Ringfort (Rath), Rosnamulteeny, Co. Tipperary
Co. Tipperary |
Ringforts
On an upland slope in County Tipperary, facing gently south-east, sits a ringfort whose outer bank may tell two stories at once, one ancient and one considerably more recent.
A ringfort, or rath, is a roughly circular enclosure defined by an earthen bank and ditch, built during the early medieval period as a defended farmstead. Thousands survive across Ireland, but this one at Rosnamulteeny carries an unusual complication: the outer bank, which is faced internally with stone, may not be early medieval at all.

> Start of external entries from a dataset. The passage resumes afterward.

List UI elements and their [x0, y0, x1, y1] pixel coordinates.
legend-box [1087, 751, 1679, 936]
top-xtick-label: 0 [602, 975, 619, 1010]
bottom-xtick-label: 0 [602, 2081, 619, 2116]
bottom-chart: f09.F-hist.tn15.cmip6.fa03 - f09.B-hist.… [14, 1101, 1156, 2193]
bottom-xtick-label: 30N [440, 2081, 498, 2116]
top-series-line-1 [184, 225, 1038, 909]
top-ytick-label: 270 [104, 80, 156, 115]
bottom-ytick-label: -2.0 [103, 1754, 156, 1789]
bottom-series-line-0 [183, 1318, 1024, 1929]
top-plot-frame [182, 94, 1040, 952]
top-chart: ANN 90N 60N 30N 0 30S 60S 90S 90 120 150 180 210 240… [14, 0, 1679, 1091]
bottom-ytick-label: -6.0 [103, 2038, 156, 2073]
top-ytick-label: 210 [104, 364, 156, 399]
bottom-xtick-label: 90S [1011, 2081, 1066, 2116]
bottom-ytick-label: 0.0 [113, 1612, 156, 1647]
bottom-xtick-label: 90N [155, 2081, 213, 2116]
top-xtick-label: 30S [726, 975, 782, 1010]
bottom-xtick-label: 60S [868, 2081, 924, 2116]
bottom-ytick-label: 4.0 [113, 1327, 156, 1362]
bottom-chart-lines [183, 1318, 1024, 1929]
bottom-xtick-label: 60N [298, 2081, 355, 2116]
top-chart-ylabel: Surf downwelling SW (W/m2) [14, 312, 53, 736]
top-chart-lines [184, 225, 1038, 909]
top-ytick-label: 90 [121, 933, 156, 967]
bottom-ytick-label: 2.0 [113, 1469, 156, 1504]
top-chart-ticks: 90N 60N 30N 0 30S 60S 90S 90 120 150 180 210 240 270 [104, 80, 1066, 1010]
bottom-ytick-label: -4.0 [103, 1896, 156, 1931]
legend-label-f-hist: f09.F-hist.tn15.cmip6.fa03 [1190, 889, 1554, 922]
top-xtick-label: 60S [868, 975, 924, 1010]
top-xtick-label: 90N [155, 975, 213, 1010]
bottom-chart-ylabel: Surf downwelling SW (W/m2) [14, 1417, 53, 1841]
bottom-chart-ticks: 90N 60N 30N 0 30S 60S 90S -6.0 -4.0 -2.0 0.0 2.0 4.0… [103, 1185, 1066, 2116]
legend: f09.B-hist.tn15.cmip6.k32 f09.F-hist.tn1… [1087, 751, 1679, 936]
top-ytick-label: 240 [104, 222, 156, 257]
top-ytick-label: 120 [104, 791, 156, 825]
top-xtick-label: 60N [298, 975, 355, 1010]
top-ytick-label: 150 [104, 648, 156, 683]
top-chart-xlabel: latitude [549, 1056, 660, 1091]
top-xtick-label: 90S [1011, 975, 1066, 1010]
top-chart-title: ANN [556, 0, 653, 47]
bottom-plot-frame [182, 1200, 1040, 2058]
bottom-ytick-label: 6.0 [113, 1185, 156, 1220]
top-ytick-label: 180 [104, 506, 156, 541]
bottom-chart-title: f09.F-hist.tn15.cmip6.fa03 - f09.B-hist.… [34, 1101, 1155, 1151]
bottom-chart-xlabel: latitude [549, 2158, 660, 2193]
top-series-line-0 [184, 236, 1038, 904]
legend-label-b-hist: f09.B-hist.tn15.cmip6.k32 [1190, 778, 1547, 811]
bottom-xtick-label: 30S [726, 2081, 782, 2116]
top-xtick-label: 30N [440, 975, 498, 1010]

The enclosure measures twenty-six metres in diameter and is defined by an earth and stone bank, modest in scale, rising about half a metre on the interior and just under a metre on the exterior side, with an outer fosse, or ditch, three metres wide and half a metre deep running around it. The entrance gap, just over three metres wide, opens to the south-east. That much fits the typical pattern of an Irish rath. The complication lies in the outer bank with its stone facing, which archaeologists have suggested may date instead to the nineteenth century, constructed as a field boundary in connection with a farmhouse nearby. The possibility that a later farmer quietly incorporated or remodelled part of an older monument into a working boundary is not unusual in the Irish landscape, where ancient earthworks were often pressed into practical service without anyone recording the fact. A second ringfort lies a short distance to the south, making this part of Rosnamulteeny a cluster of early medieval activity, whatever the precise date of the disputed stonework.